While it received little in COVID-related interventions, the agriculture sector experienced positive growth of 2.3 percent in 2020

GAZETTE REPORTER

It must be known that when Botswana was dealt the COVID-19 contagion and prohibition of movement was declared first in the first quarter of 2020, it was in that desolation that agriculture found its glory. Statistical data indicates that while the pillars of the economy such as mining, trade, hotels and restaurants, manufacturing and construction plummeted, agriculture moved in the opposite direction.
Ironically, outside of the fact that people will always eat, numerous agricultural economists have stated that the real success of the sector is yet to come because of growing demand. According to a US-based academic, Prof. Chris Barret of Cornell University, “Three out of nine of the world’s fastest growing economies are in Africa. Agriculture is at the heart of much of that growth.”

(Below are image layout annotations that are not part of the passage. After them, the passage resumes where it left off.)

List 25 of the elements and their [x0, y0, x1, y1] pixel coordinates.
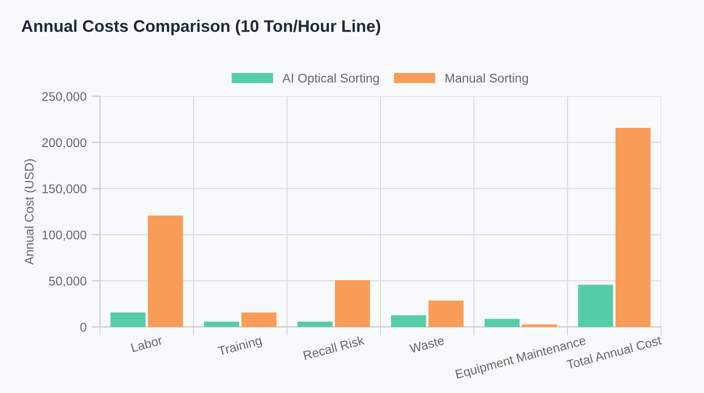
bar [484, 318, 520, 327]
bar [110, 312, 146, 327]
bar [391, 315, 426, 327]
bar [204, 322, 240, 327]
bar [615, 128, 651, 327]
x-tick-label: Waste [409, 336, 444, 354]
y-tick-label: 250,000 [42, 92, 86, 102]
bar [241, 312, 276, 327]
x-tick-label: Training [217, 336, 263, 358]
y-tick-label: 0 [80, 322, 86, 332]
chart-title: Annual Costs Comparison (10 Ton/Hour Line) [22, 20, 380, 36]
bar [148, 216, 183, 327]
bar [298, 322, 333, 327]
y-axis-title: Annual Cost (USD) [24, 159, 36, 265]
y-tick-label: 150,000 [42, 184, 86, 195]
legend-label: AI Optical Sorting [282, 73, 379, 86]
bar [428, 300, 464, 327]
bar [334, 280, 370, 327]
bar [578, 284, 614, 327]
x-tick-label: Recall Risk [303, 335, 365, 360]
legend-label: Manual Sorting [446, 73, 528, 86]
y-tick-label: 100,000 [42, 230, 86, 241]
y-tick-label: 200,000 [42, 138, 86, 149]
y-tick-label: 50,000 [49, 276, 86, 287]
x-tick-label: Labor [130, 335, 163, 352]
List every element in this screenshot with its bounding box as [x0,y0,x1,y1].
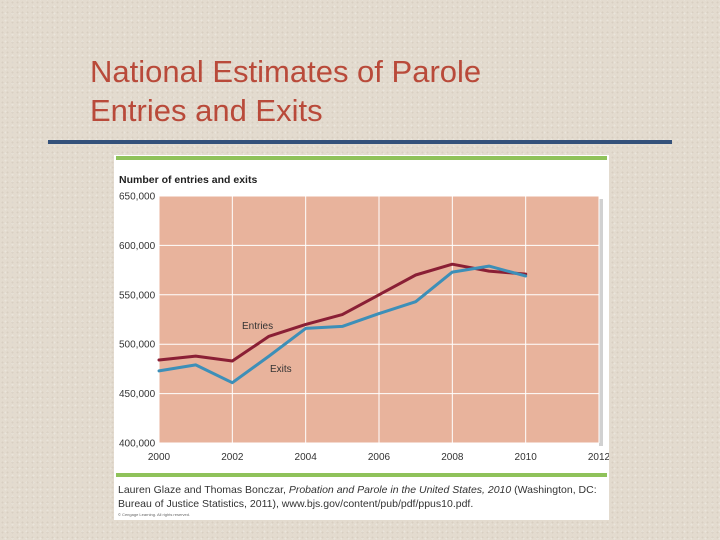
x-tick-label: 2012 [588,452,609,463]
x-tick-label: 2008 [441,452,464,463]
y-tick-label: 450,000 [119,389,156,400]
y-tick-label: 650,000 [119,192,156,203]
caption-part1: Lauren Glaze and Thomas Bonczar, [118,484,289,496]
y-tick-label: 400,000 [119,439,156,450]
caption-part2: (Washington, DC: Bureau of Justice Stati… [118,484,597,510]
series-label-exits: Exits [270,364,292,375]
title-divider [48,140,672,144]
chart-title: Number of entries and exits [119,174,257,186]
x-tick-label: 2002 [221,452,244,463]
y-tick-label: 500,000 [119,340,156,351]
slide-title-line2: Entries and Exits [90,93,323,128]
plot-shadow [599,199,603,446]
source-caption: Lauren Glaze and Thomas Bonczar, Probati… [118,483,603,511]
exits-line [157,264,528,385]
x-tick-label: 2000 [148,452,171,463]
x-tick-label: 2006 [368,452,391,463]
copyright-notice: © Cengage Learning. All rights reserved. [118,512,191,517]
series-label-entries: Entries [242,321,273,332]
top-green-rule [116,156,607,160]
x-tick-label: 2004 [295,452,318,463]
slide-title: National Estimates of Parole Entries and… [90,52,481,130]
y-tick-label: 550,000 [119,290,156,301]
line-chart: Number of entries and exits 400,000 450,0… [116,156,609,477]
slide-title-line1: National Estimates of Parole [90,54,482,89]
entries-line [157,262,528,363]
x-tick-label: 2010 [515,452,538,463]
bottom-green-rule [116,473,607,477]
chart-figure: Number of entries and exits 400,000 450,0… [114,155,609,520]
caption-italic: Probation and Parole in the United State… [288,484,512,496]
y-tick-label: 600,000 [119,241,156,252]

Data from the Bank of Botswana annual report (2020) shows that the agriculture sector experienced positive growth of 2.3 percent in 2020, an upsurge from the negative growth of 0.1 percent in the previous year. Between 2016 and 2020, the highest recorded growth was in 2018 at 2.6 percent. In the two years prior to that, the sector saw modest growth of 1.9 percent (2017) and 0.6 percent (2016).
It is worth noting that the jump between 2019 and 2020 is what may in the years ahead turn out to be a defining epoch, particularly given that 2020 was characterised by movement restrictions that clamped on economic activity.

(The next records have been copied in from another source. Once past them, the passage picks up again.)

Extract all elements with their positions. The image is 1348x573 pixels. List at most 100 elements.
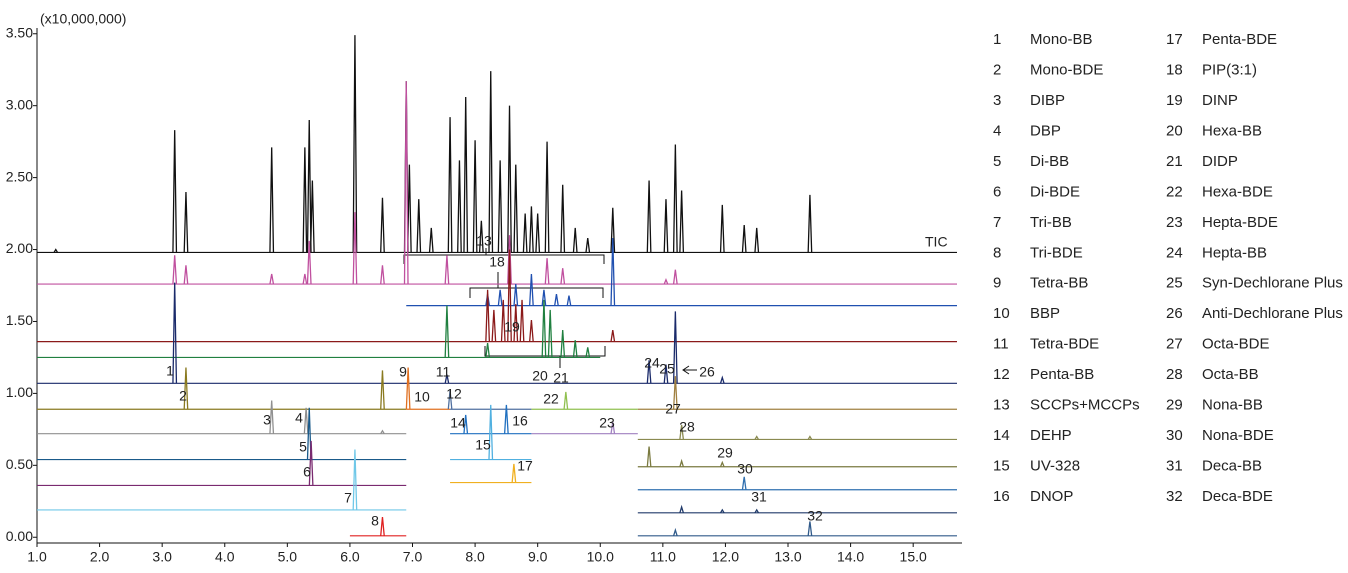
- legend-number: 5: [993, 153, 1001, 170]
- peak: [544, 258, 550, 285]
- peak-label: 17: [517, 458, 533, 474]
- legend-name: Octa-BB: [1202, 366, 1259, 383]
- peak: [352, 212, 358, 285]
- y-tick-label: 2.50: [6, 168, 33, 184]
- peak: [719, 375, 725, 384]
- x-tick-label: 4.0: [215, 549, 235, 565]
- legend-name: Mono-BB: [1030, 31, 1093, 48]
- peak-label: 2: [179, 388, 187, 404]
- peak: [507, 249, 512, 342]
- peak: [488, 404, 494, 460]
- peak: [513, 284, 519, 306]
- legend-name: Nona-BDE: [1202, 427, 1274, 444]
- peak-label: 5: [299, 439, 307, 455]
- peak: [485, 342, 491, 358]
- peak-label: 15: [475, 437, 491, 453]
- x-tick-label: 7.0: [403, 549, 423, 565]
- x-tick-label: 3.0: [152, 549, 172, 565]
- peak-label: 10: [414, 389, 430, 405]
- peak-label: 24: [644, 355, 660, 371]
- legend-number: 21: [1166, 153, 1183, 170]
- x-tick-label: 12.0: [712, 549, 739, 565]
- legend-number: 18: [1166, 61, 1183, 78]
- peak: [302, 273, 308, 285]
- peak: [513, 304, 519, 342]
- peak: [679, 504, 684, 513]
- x-tick-label: 11.0: [650, 549, 676, 565]
- legend-number: 17: [1166, 31, 1183, 48]
- peak-label: 21: [553, 370, 569, 386]
- peak: [488, 71, 494, 253]
- y-tick-label: 1.00: [6, 384, 33, 400]
- peak: [500, 299, 506, 342]
- legend-number: 20: [1166, 122, 1183, 139]
- peak: [610, 207, 616, 253]
- legend-name: PIP(3:1): [1202, 61, 1257, 78]
- peak: [302, 147, 308, 253]
- peak: [563, 391, 569, 410]
- peak: [663, 278, 669, 285]
- peak: [663, 199, 669, 253]
- peak: [646, 180, 652, 253]
- peak: [380, 370, 385, 410]
- legend-number: 12: [993, 366, 1010, 383]
- legend-name: Octa-BDE: [1202, 336, 1270, 353]
- peak: [308, 440, 314, 486]
- legend-number: 1: [993, 31, 1001, 48]
- peak-label: 13: [476, 233, 492, 249]
- legend-number: 15: [993, 458, 1010, 475]
- legend-name: DEHP: [1030, 427, 1072, 444]
- peak: [309, 180, 315, 253]
- peak: [529, 319, 534, 342]
- peak: [507, 235, 512, 285]
- peak: [566, 295, 572, 306]
- legend-number: 26: [1166, 305, 1183, 322]
- legend-number: 19: [1166, 92, 1183, 109]
- y-tick-label: 0.50: [6, 456, 33, 472]
- peak: [547, 309, 553, 358]
- legend-name: Di-BB: [1030, 153, 1069, 170]
- peak: [416, 199, 422, 253]
- legend-number: 32: [1166, 488, 1183, 505]
- peak: [610, 422, 616, 434]
- peak-label: 8: [371, 513, 379, 529]
- peak: [183, 265, 189, 285]
- peak: [807, 435, 813, 440]
- x-tick-label: 5.0: [278, 549, 298, 565]
- peak: [646, 360, 652, 384]
- peak: [172, 255, 178, 285]
- peak-label: 4: [295, 410, 303, 426]
- peak: [457, 160, 462, 253]
- legend-number: 31: [1166, 458, 1183, 475]
- y-tick-label: 1.50: [6, 312, 33, 328]
- peak: [269, 273, 275, 285]
- peak: [529, 206, 534, 253]
- legend-number: 11: [993, 336, 1009, 353]
- legend-name: UV-328: [1030, 458, 1080, 475]
- peak-label: 28: [679, 419, 695, 435]
- x-tick-label: 9.0: [528, 549, 548, 565]
- legend-name: Penta-BB: [1030, 366, 1094, 383]
- x-tick-label: 6.0: [340, 549, 360, 565]
- legend-number: 30: [1166, 427, 1183, 444]
- legend-name: Deca-BB: [1202, 458, 1262, 475]
- peak: [754, 227, 760, 253]
- peak: [672, 527, 678, 536]
- y-tick-label: 0.00: [6, 528, 33, 544]
- x-tick-label: 13.0: [774, 549, 801, 565]
- peak: [610, 238, 616, 306]
- legend-name: Tetra-BDE: [1030, 336, 1099, 353]
- peak: [572, 227, 578, 253]
- y-scale-label: (x10,000,000): [40, 11, 126, 27]
- peak-label: 20: [532, 368, 548, 384]
- peak: [491, 309, 497, 342]
- peak: [172, 282, 178, 384]
- peak-label: 3: [263, 412, 271, 428]
- peak: [472, 140, 478, 253]
- peak: [741, 476, 747, 490]
- peak-label: 11: [436, 364, 451, 380]
- legend-name: DIDP: [1202, 153, 1238, 170]
- legend-name: Nona-BB: [1202, 397, 1263, 414]
- peak: [503, 404, 509, 434]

One could ask: how did agricultural experience such a positive growth when it does not appear that any targeted intervention by the government was implemented in the sector? Infact, 2020 was the year in which subsidies on animal feeds ceased. An Economic Response Plan was established in April 2020 in order to mitigate short-term economic impacts of COVID-19. These include the Industry Support Fund, government guaranteed loans by commercial banks, and tax-free wage subsidies. But these interventions do not quite talk to the country’s agriculture sector.

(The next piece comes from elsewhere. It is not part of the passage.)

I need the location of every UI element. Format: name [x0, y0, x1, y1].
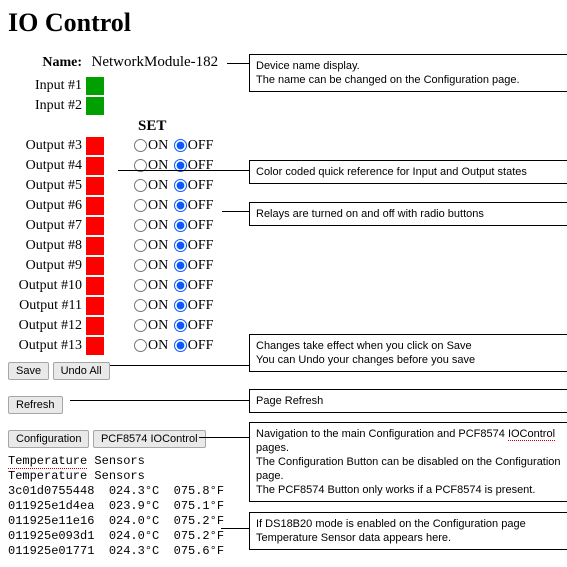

For one, development of agro-industries such as livestock feed processing plants, refrigerated transportation, abattoirs has always lagged behind and so the Industry Support Fund would have passed them by. Two, loans by commercial banks to the sector have typically been low. The Bank of Botswan annual report (2020) shows that distribution of loans to agricultural activities in 2020 was 7 percent, down from 8 percent in 2019. The trend between 2016 and 2020 depicts a stagnated distribution, the highest being 8 percent.
When these low single digits are compared to sectors such as commercial real estate and tourism and hotels, a wide gap emerges as these respective sectors get allotted loans in double digit numbers that are double and even triple those for agriculture. The tourism sector, for example, made use of the Industry Support Fund and the wage subsidies, even though the distress it suffered saw it recording a negative growth rate of 33.3 percent.
Putting this into perspective, it can be surmised that agriculture by itself carries huge potential. This confirms Professor Barret’s assertion that agriculture is at the centre of future economic growth in Africa. If the growth experienced 2020 is sustained, there is hope of returning agriculture to its former glory.